Yes, they’re being sold to private developers. You ring up the council and try to find out about it and it’s just a constant fob off - “ Oh, you have to wait for the meeting in so-and-so” and then you ring up in that month and it’s “put on the agenda” for some other date. You can’t get information. The establishment divide things into ‘fringe’ and ‘mainstream’. If you’re independent of the oligopoly that runs the whole operation they want to push you out. That’s why I left the country. Trying to get critics to come and see independent work is difficult too, there is this assumption that the critic is greater than the artist. There was a recent forum with major critics from this area and they were saying that if they wrote bad things about big companies like the Sydney Theatre
Company they would get their wrists slapped because the Sydney Theatre Company invest so much money in advertising, but any company which doesn’t invest in terms of advertising they can pull to pieces.

TU - Since I saw the play it has come to the end of it’s first run. You said the second run will be slightly different, in what way will it have changed?

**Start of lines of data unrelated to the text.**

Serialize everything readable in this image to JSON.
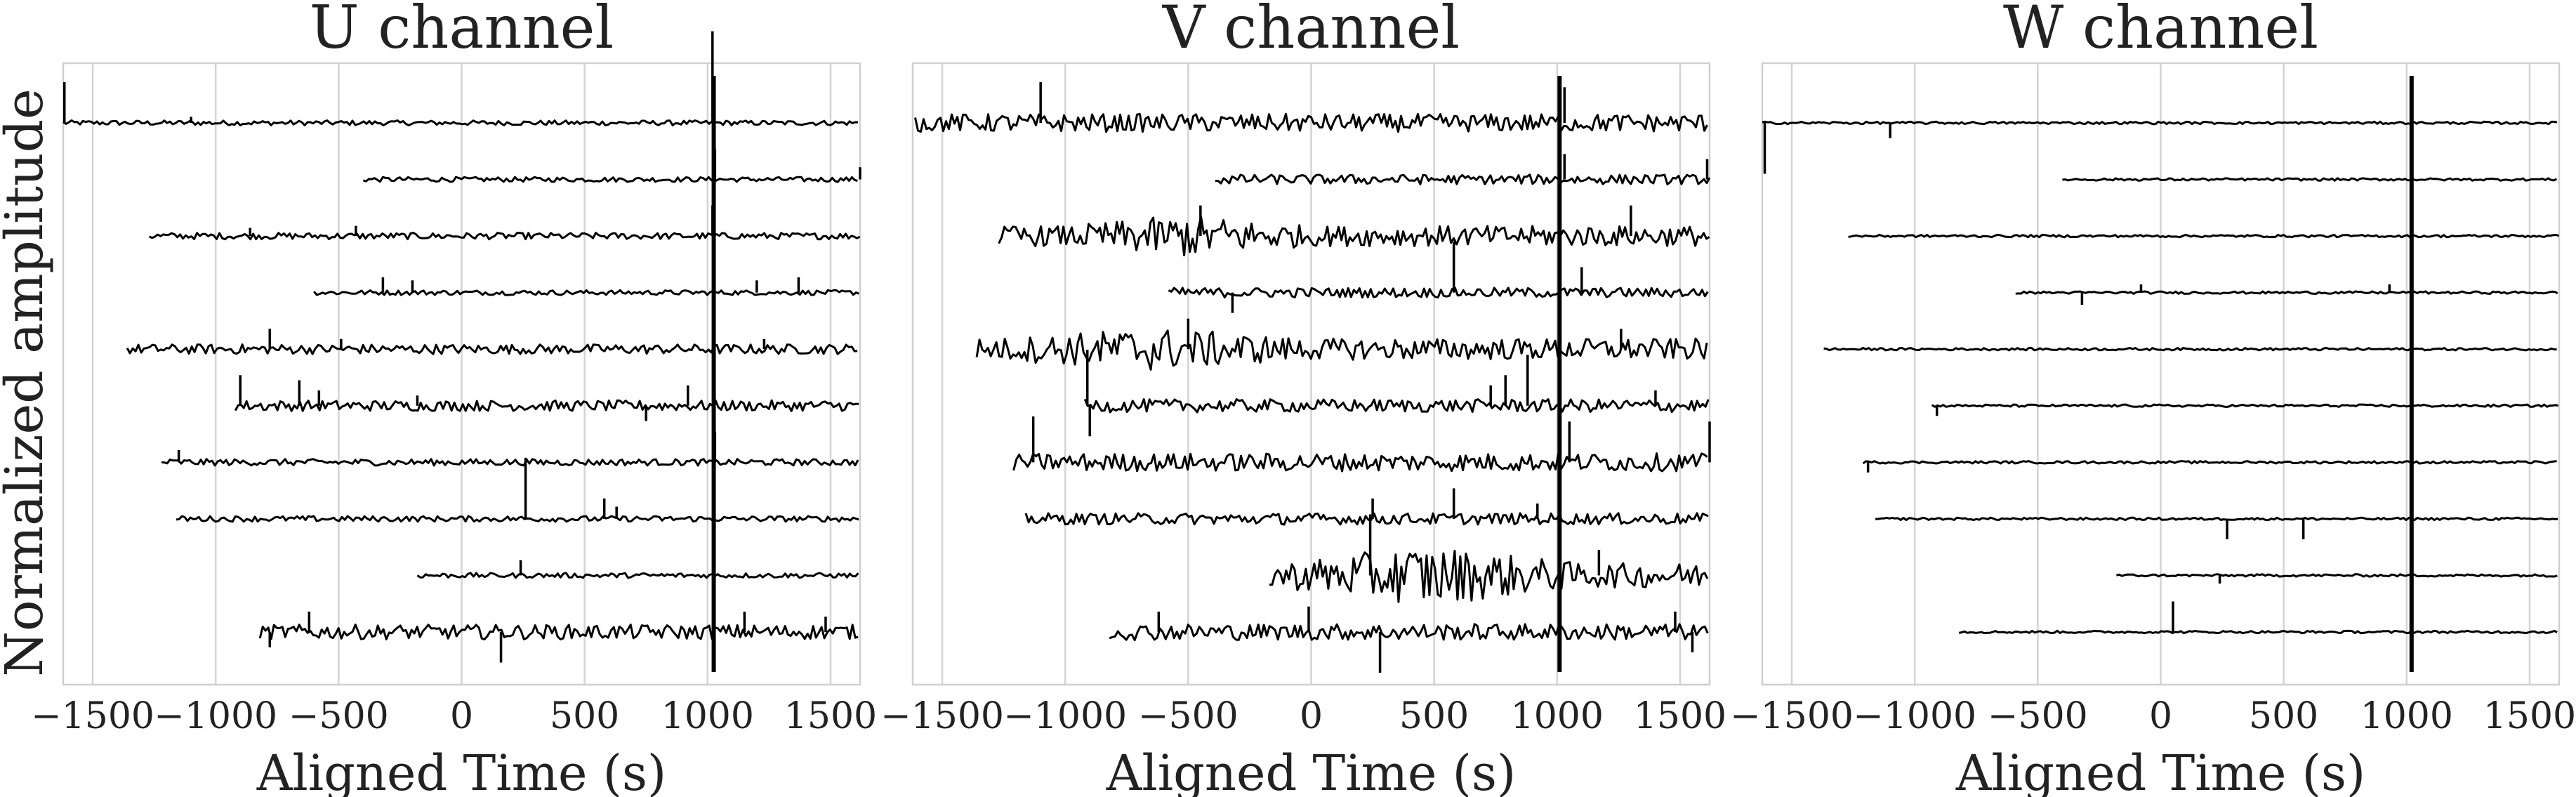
{
  "figure": {
    "ylabel": "Normalized amplitude",
    "colors": {
      "trace": "#000000",
      "grid": "#d3d3d3",
      "frame": "#cfcfcf",
      "text": "#222222"
    }
  },
  "chart_data": [
    {
      "type": "line",
      "title": "U channel",
      "xlabel": "Aligned Time (s)",
      "ylabel": "Normalized amplitude",
      "xlim": [
        -1620,
        1620
      ],
      "xticks": [
        -1500,
        -1000,
        -500,
        0,
        500,
        1000,
        1500
      ],
      "xtick_labels": [
        "−1500",
        "−1000",
        "−500",
        "0",
        "500",
        "1000",
        "1500"
      ],
      "grid": true,
      "n_traces": 10,
      "noise": 0.03,
      "traces": [
        {
          "start": -1620,
          "end": 1620,
          "noise": 0.6,
          "spikes": [
            [
              -1615,
              4
            ],
            [
              -1100,
              0.6
            ],
            [
              1020,
              9
            ]
          ]
        },
        {
          "start": -400,
          "end": 1620,
          "noise": 0.6,
          "spikes": [
            [
              1030,
              3
            ],
            [
              1620,
              1.2
            ]
          ]
        },
        {
          "start": -1270,
          "end": 1620,
          "noise": 0.8,
          "spikes": [
            [
              -860,
              0.8
            ],
            [
              -430,
              1
            ],
            [
              1020,
              3
            ]
          ]
        },
        {
          "start": -600,
          "end": 1620,
          "noise": 0.6,
          "spikes": [
            [
              -320,
              1.5
            ],
            [
              -200,
              1.2
            ],
            [
              1200,
              1.2
            ],
            [
              1370,
              1.5
            ]
          ]
        },
        {
          "start": -1360,
          "end": 1620,
          "noise": 1.2,
          "spikes": [
            [
              -780,
              2
            ],
            [
              -490,
              1
            ],
            [
              1230,
              1
            ]
          ]
        },
        {
          "start": -920,
          "end": 1620,
          "noise": 1.3,
          "spikes": [
            [
              -900,
              3
            ],
            [
              -660,
              2.5
            ],
            [
              -580,
              1.5
            ],
            [
              -180,
              1
            ],
            [
              750,
              -1.5
            ],
            [
              920,
              2
            ]
          ]
        },
        {
          "start": -1220,
          "end": 1620,
          "noise": 0.8,
          "spikes": [
            [
              -1150,
              1.2
            ],
            [
              1030,
              3
            ]
          ]
        },
        {
          "start": -1160,
          "end": 1620,
          "noise": 0.7,
          "spikes": [
            [
              260,
              6
            ],
            [
              580,
              2
            ],
            [
              630,
              1.2
            ]
          ]
        },
        {
          "start": -180,
          "end": 1620,
          "noise": 0.6,
          "spikes": [
            [
              240,
              1.5
            ]
          ]
        },
        {
          "start": -820,
          "end": 1620,
          "noise": 1.8,
          "spikes": [
            [
              -780,
              -1.5
            ],
            [
              -620,
              2
            ],
            [
              160,
              -3
            ],
            [
              1150,
              2
            ],
            [
              1480,
              1.5
            ]
          ]
        }
      ],
      "common_spike_x": 1025
    },
    {
      "type": "line",
      "title": "V channel",
      "xlabel": "Aligned Time (s)",
      "xlim": [
        -1620,
        1620
      ],
      "xticks": [
        -1500,
        -1000,
        -500,
        0,
        500,
        1000,
        1500
      ],
      "xtick_labels": [
        "−1500",
        "−1000",
        "−500",
        "0",
        "500",
        "1000",
        "1500"
      ],
      "grid": true,
      "n_traces": 10,
      "noise": 0.08,
      "traces": [
        {
          "start": -1610,
          "end": 1620,
          "noise": 2.2,
          "spikes": [
            [
              -1100,
              4
            ],
            [
              1030,
              3.5
            ]
          ]
        },
        {
          "start": -390,
          "end": 1620,
          "noise": 1.2,
          "spikes": [
            [
              1030,
              2.5
            ],
            [
              1610,
              2
            ]
          ]
        },
        {
          "start": -1270,
          "end": 1620,
          "noise": 2.5,
          "burst": [
            -1000,
            0,
            2.8
          ],
          "spikes": [
            [
              -450,
              3
            ],
            [
              1300,
              3
            ]
          ]
        },
        {
          "start": -580,
          "end": 1620,
          "noise": 1.2,
          "spikes": [
            [
              -320,
              -2
            ],
            [
              580,
              5
            ],
            [
              1100,
              2.5
            ]
          ]
        },
        {
          "start": -1360,
          "end": 1620,
          "noise": 2.6,
          "burst": [
            -1300,
            0,
            2.8
          ],
          "spikes": [
            [
              -500,
              3
            ],
            [
              1260,
              2
            ]
          ]
        },
        {
          "start": -920,
          "end": 1620,
          "noise": 1.6,
          "spikes": [
            [
              -910,
              5.5
            ],
            [
              -900,
              -3
            ],
            [
              730,
              2
            ],
            [
              790,
              3
            ],
            [
              880,
              5
            ],
            [
              1400,
              1.5
            ]
          ]
        },
        {
          "start": -1210,
          "end": 1620,
          "noise": 2.2,
          "spikes": [
            [
              -1130,
              4.5
            ],
            [
              1050,
              4
            ],
            [
              1620,
              4
            ]
          ]
        },
        {
          "start": -1160,
          "end": 1620,
          "noise": 1.4,
          "spikes": [
            [
              250,
              2
            ],
            [
              580,
              3
            ],
            [
              920,
              1.5
            ]
          ]
        },
        {
          "start": -170,
          "end": 1620,
          "noise": 3.0,
          "burst": [
            -150,
            1100,
            4.5
          ],
          "spikes": [
            [
              240,
              6
            ],
            [
              1170,
              2.5
            ]
          ]
        },
        {
          "start": -820,
          "end": 1620,
          "noise": 2.0,
          "spikes": [
            [
              -620,
              2
            ],
            [
              -10,
              2.5
            ],
            [
              280,
              -4
            ],
            [
              1480,
              2
            ],
            [
              1550,
              -2
            ]
          ]
        }
      ],
      "common_spike_x": 1010
    },
    {
      "type": "line",
      "title": "W channel",
      "xlabel": "Aligned Time (s)",
      "xlim": [
        -1620,
        1620
      ],
      "xticks": [
        -1500,
        -1000,
        -500,
        0,
        500,
        1000,
        1500
      ],
      "xtick_labels": [
        "−1500",
        "−1000",
        "−500",
        "0",
        "500",
        "1000",
        "1500"
      ],
      "grid": true,
      "n_traces": 10,
      "noise": 0.015,
      "traces": [
        {
          "start": -1620,
          "end": 1620,
          "noise": 0.3,
          "spikes": [
            [
              -1610,
              -5
            ],
            [
              -1100,
              -1.5
            ],
            [
              1020,
              2
            ]
          ]
        },
        {
          "start": -400,
          "end": 1620,
          "noise": 0.3,
          "spikes": []
        },
        {
          "start": -1270,
          "end": 1620,
          "noise": 0.3,
          "spikes": []
        },
        {
          "start": -590,
          "end": 1620,
          "noise": 0.3,
          "spikes": [
            [
              -320,
              -1.2
            ],
            [
              -80,
              0.8
            ],
            [
              930,
              0.8
            ]
          ]
        },
        {
          "start": -1370,
          "end": 1620,
          "noise": 0.3,
          "spikes": []
        },
        {
          "start": -930,
          "end": 1620,
          "noise": 0.3,
          "spikes": [
            [
              -910,
              -1
            ]
          ]
        },
        {
          "start": -1210,
          "end": 1620,
          "noise": 0.3,
          "spikes": [
            [
              -1190,
              -1
            ]
          ]
        },
        {
          "start": -1160,
          "end": 1620,
          "noise": 0.3,
          "spikes": [
            [
              270,
              -2
            ],
            [
              580,
              -2
            ]
          ]
        },
        {
          "start": -180,
          "end": 1620,
          "noise": 0.3,
          "spikes": [
            [
              240,
              -0.8
            ]
          ]
        },
        {
          "start": -820,
          "end": 1620,
          "noise": 0.3,
          "spikes": [
            [
              50,
              3
            ],
            [
              1020,
              1
            ]
          ]
        }
      ],
      "common_spike_x": 1020
    }
  ]
}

We’re moving outside for a start which will make it more of a spectacle. Also I plan to add ‘Voices that are dying to be heard above the traffic’ which is not Heathcote’s work but statements, facts, and figures from various people - William Burroughs, W.H.Auden, Stanley Kubrick and others about the automobile and it’s effect on our culture. The performance is constantly changing to reflect the changes in Sydney as we head towards the Olympic Games. Freeways are being gouged out of places like Moore Park because the authorities are so anxious to get this infrastructure in place for when we are inundated with people for two weeks in September 2000. That land belongs to the people not the Government. It is an aim of mine that people watching the performance will spill over on to the road, that maybe, for at least half an hour people can actually relax in King St. at that main intersection and not just have to strain to hear the performance over a whirligig of cars honking their horns and fighting with each other over who’s going to go through first.

Autogeddon can be seen for free at the Newtown festival from Oct 2 - Oct 8.